Hippocrate affirmait que « du cerveau, et du cerveau seul, naissent nos plaisirs, nos joies aussi bien que nos peines, nos douleurs, nos chagrins et nos larmes ». Nous savons que le stress, la colère, ou tout autre état émotionnel négatif, influence nos comportements et notamment la façon de nous alimenter. Dans ces moments-là, ce n’est plus la main qui tient la fourchette, mais bien le cerveau ! Grignotages compulsifs, attirance immodérée pour le sucre, l’alcool ou les produits gras, déstabilisent le bon équilibre du microbiote et entretiennent le mal-être émotionnel. Une sorte de cercle vicieux s’installe alors, dont il est difficile de s’extraire. De nombreuses études sur le lien existant entre alimentation, émotions et comportements, permettent aujourd’hui d’identifier les molécules qui agissent de façon bénéfique sur le microbiote, les hormones et les neurotransmetteurs. Oméga 3, antioxydants, oligo-éléments, vitamines et minéraux, aliments lacto-fermentés… sont autant d’actifs ayant un rôle positif sur notre corps mais aussi sur nos émotions. A la clé, moins de dépressions, de sautes d’humeur, d’agressivité, d’anxiété, d’insomnies… En 2002, une équipe de physiologistes de l’université d’Oxford avait déjà alerté sur cette relation entre régime alimentaire et comportements violents ou criminels, suite à une expérience menée dans une prison anglaise. Deux groupes de détenus ont été formés. Dans le premier, des compléments de multivitamines et minéraux ont été ajoutés à l’alimentation. Dans le second, la composition de l’assiette est restée la même. Résultats au bout de 4 mois : 37% de violences en moins par rapport au second groupe dans lequel il n’y eut aucun changement de comportement.

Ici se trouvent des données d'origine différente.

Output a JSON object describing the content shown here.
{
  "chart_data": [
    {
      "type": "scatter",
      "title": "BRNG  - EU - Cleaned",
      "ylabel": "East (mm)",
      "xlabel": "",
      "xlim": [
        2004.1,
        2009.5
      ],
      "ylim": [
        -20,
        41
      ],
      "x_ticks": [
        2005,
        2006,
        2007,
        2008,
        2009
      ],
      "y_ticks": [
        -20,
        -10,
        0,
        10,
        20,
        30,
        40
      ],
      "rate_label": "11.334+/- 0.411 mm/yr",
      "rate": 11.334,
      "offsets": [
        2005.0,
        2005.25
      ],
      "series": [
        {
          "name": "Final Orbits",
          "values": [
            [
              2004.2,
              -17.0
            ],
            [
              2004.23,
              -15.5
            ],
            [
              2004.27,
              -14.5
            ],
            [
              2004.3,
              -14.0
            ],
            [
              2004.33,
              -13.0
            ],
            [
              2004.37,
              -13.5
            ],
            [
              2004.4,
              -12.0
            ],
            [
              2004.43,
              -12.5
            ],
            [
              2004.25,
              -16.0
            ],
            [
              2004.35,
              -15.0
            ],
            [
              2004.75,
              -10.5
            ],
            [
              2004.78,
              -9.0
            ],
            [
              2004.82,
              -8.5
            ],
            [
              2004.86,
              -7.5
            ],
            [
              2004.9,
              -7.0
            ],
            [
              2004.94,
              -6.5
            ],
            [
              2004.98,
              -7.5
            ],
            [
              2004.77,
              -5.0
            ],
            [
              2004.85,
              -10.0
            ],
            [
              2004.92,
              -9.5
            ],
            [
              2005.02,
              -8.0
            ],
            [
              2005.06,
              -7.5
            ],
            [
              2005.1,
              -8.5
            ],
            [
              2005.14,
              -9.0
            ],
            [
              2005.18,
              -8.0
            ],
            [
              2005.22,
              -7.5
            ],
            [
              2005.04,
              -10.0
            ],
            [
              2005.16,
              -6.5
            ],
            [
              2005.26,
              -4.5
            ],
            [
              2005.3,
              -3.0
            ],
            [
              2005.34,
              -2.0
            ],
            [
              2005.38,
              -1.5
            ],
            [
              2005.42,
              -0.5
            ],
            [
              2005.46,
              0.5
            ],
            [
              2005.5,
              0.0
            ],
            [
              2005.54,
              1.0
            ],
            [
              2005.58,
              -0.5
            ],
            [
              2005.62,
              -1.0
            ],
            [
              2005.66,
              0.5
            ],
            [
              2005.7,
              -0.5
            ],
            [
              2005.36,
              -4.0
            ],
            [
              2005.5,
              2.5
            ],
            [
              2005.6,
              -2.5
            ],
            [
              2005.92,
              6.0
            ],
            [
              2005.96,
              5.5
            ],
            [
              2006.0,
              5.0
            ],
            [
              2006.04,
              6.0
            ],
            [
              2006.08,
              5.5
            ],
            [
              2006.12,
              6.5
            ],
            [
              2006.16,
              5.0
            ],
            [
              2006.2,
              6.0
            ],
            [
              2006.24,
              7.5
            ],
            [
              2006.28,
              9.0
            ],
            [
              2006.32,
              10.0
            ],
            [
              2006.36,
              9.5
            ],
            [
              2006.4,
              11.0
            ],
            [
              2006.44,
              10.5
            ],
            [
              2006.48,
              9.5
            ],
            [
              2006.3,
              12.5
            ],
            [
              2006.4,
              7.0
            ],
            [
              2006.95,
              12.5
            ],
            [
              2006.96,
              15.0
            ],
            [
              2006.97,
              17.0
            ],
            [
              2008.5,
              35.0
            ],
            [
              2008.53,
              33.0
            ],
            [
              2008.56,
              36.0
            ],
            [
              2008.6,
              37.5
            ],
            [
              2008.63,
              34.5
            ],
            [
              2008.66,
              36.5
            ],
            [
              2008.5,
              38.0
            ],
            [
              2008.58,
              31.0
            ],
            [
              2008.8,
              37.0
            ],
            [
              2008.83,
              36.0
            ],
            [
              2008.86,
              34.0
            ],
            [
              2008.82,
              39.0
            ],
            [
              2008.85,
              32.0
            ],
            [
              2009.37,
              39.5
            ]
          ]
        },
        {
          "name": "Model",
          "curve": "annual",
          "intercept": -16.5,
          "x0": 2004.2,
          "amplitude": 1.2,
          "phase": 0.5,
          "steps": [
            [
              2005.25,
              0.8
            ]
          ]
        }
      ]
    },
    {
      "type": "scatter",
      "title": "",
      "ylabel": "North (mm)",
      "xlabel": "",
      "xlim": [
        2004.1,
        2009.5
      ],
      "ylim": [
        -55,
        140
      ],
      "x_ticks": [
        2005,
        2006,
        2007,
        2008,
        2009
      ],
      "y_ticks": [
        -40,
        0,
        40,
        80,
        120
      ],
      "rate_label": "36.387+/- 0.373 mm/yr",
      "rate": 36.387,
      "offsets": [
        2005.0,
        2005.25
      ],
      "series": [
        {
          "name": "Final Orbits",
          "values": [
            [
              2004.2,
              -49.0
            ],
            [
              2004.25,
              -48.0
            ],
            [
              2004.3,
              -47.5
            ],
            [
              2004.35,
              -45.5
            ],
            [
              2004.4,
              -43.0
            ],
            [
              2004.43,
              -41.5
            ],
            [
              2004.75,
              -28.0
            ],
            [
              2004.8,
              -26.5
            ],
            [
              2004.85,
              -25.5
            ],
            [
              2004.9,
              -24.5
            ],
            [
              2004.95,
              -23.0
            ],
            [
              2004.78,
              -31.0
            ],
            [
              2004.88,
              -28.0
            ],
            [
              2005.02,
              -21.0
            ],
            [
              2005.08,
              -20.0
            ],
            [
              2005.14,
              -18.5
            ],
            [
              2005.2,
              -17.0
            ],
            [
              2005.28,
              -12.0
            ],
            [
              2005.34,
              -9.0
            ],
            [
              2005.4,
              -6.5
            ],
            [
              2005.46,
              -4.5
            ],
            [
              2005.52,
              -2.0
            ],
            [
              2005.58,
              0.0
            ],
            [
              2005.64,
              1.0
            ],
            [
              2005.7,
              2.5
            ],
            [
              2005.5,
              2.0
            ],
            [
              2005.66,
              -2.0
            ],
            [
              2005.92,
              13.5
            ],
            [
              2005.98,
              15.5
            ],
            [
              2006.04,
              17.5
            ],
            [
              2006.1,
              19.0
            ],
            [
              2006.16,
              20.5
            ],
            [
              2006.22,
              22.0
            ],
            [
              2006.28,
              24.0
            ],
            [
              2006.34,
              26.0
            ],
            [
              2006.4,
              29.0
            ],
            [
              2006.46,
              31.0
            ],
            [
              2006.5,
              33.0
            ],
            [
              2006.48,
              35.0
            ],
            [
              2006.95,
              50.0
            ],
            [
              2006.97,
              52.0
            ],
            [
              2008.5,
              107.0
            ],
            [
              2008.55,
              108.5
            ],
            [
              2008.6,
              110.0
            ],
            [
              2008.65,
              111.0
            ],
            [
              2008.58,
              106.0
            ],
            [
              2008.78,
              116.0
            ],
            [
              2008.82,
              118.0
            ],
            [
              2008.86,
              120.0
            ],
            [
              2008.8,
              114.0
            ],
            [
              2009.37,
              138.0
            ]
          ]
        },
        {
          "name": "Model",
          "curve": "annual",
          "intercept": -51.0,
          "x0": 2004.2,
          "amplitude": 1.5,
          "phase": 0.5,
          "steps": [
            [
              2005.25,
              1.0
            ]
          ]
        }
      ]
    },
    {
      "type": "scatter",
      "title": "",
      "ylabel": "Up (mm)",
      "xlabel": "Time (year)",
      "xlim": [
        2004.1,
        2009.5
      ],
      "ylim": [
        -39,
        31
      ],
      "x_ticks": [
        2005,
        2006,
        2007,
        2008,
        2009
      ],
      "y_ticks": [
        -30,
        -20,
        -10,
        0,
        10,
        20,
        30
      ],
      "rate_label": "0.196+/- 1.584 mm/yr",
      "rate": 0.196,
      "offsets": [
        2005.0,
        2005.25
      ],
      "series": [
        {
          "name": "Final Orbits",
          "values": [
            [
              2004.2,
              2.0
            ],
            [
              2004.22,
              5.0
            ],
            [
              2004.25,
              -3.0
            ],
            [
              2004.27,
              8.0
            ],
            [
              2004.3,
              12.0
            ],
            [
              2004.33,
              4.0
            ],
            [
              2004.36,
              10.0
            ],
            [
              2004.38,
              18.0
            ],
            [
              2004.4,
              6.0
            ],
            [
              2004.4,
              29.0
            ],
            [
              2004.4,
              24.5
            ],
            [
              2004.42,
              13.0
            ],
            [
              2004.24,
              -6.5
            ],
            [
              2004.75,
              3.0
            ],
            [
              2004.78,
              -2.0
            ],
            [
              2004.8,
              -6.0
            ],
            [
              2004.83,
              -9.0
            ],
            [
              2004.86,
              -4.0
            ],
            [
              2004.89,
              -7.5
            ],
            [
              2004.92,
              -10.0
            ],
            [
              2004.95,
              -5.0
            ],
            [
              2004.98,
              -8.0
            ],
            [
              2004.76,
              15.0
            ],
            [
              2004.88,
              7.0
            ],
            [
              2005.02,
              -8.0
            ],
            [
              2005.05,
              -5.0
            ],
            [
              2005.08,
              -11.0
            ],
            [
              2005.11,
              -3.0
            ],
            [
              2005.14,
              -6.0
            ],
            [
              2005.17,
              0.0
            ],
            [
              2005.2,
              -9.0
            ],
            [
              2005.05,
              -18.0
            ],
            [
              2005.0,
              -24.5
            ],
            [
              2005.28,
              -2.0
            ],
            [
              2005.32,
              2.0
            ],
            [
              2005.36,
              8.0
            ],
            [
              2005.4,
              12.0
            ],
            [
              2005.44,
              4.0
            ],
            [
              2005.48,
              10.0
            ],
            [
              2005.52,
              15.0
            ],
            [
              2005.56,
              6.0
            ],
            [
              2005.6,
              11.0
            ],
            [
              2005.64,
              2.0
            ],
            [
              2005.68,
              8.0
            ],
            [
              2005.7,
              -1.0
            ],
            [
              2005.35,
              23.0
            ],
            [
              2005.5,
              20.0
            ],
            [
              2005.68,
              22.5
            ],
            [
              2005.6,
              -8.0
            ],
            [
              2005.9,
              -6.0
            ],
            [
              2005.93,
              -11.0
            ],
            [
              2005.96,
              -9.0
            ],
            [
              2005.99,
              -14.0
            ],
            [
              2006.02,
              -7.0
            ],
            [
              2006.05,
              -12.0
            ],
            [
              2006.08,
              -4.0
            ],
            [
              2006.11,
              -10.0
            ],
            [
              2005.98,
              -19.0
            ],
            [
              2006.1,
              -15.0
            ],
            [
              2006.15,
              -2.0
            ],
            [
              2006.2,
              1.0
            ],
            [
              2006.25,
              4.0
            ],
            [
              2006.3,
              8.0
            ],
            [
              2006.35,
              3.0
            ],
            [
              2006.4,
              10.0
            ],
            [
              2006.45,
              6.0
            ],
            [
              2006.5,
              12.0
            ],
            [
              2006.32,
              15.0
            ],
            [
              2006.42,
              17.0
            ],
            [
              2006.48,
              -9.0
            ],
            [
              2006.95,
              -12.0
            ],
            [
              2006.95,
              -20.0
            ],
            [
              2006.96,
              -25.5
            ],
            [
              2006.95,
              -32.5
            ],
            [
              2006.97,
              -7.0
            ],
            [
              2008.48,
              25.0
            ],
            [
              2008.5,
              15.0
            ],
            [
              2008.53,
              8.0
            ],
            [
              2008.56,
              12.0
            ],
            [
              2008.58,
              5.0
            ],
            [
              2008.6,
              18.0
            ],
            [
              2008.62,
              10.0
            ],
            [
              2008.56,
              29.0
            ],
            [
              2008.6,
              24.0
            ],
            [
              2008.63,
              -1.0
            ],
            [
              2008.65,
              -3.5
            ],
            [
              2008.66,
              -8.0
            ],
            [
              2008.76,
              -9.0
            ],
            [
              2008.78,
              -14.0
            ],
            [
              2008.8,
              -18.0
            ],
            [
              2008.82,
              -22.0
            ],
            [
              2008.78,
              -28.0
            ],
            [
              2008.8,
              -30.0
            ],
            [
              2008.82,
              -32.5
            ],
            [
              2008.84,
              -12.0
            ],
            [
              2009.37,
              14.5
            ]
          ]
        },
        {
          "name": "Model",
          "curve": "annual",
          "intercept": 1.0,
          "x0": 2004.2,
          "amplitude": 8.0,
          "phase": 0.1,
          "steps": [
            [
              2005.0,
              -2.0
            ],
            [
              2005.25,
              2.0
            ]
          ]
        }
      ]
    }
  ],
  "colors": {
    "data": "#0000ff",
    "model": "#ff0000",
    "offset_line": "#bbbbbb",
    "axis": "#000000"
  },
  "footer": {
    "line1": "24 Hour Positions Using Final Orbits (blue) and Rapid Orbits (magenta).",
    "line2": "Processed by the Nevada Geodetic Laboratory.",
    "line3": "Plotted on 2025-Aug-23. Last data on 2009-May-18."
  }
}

Comment préserver son microbiote ?


Puisque de nombreuses études s’accordent sur un lien probable entre microbiote et maladies modernes, quels comportements adopter pour maintenir notre « deuxième cerveau » en bonne santé ? Plusieurs facteurs peuvent le perturber. Le stress, l’acidose métabolique latente, l’alimentation industrielle, l’antibiothérapie mal maîtrisée, l’inflammation chronique, etc. Pour gérer le stress, la marche consciente en pleine nature, la relaxation, la méditation, le yoga, l’hypnose et la cohérence cardiaque, seront conseillés. L’alimentation sera la moins transformée possible, riche en fruits et légumes frais ou lacto-fermentés, bio si possible, légumineuses et céréales complètes, kéfir, kombucha, lait Ribot, avec apports quotidiens en bons acides gras (olive, colza…) et cuisson vapeur à basse température (95 -100°), afin de préserver au maximum les nutriments. Eviter tout ce qui est trop sucré, trop salé, ainsi que les produits ultra-transformés, qui nuisent sévèrement au microbiote. En cas de maladie déclarée, en relation avec une flore intestinale pathogène, outre les conseils évoqués précédemment, un test d’intolérances alimentaires et/ou du profil bactérien est souhaitable. On rajoutera des actifs réparateurs de la muqueuse intestinale (L-glutamine, curcuma, zinc, vitamines du groupe B…), des immuno-modulateurs naturels si nécessaire, ainsi que des souches probiotiques spécifiques.

« Le ventre est le plus grand de tous les dieux ! » s’exclamait Euripide. Il avait probablement tout compris. Et bien avant nous…


(1) Technique de séquençage et d'analyse de l'ADN. Permet de définir le profil de composition du microbiote.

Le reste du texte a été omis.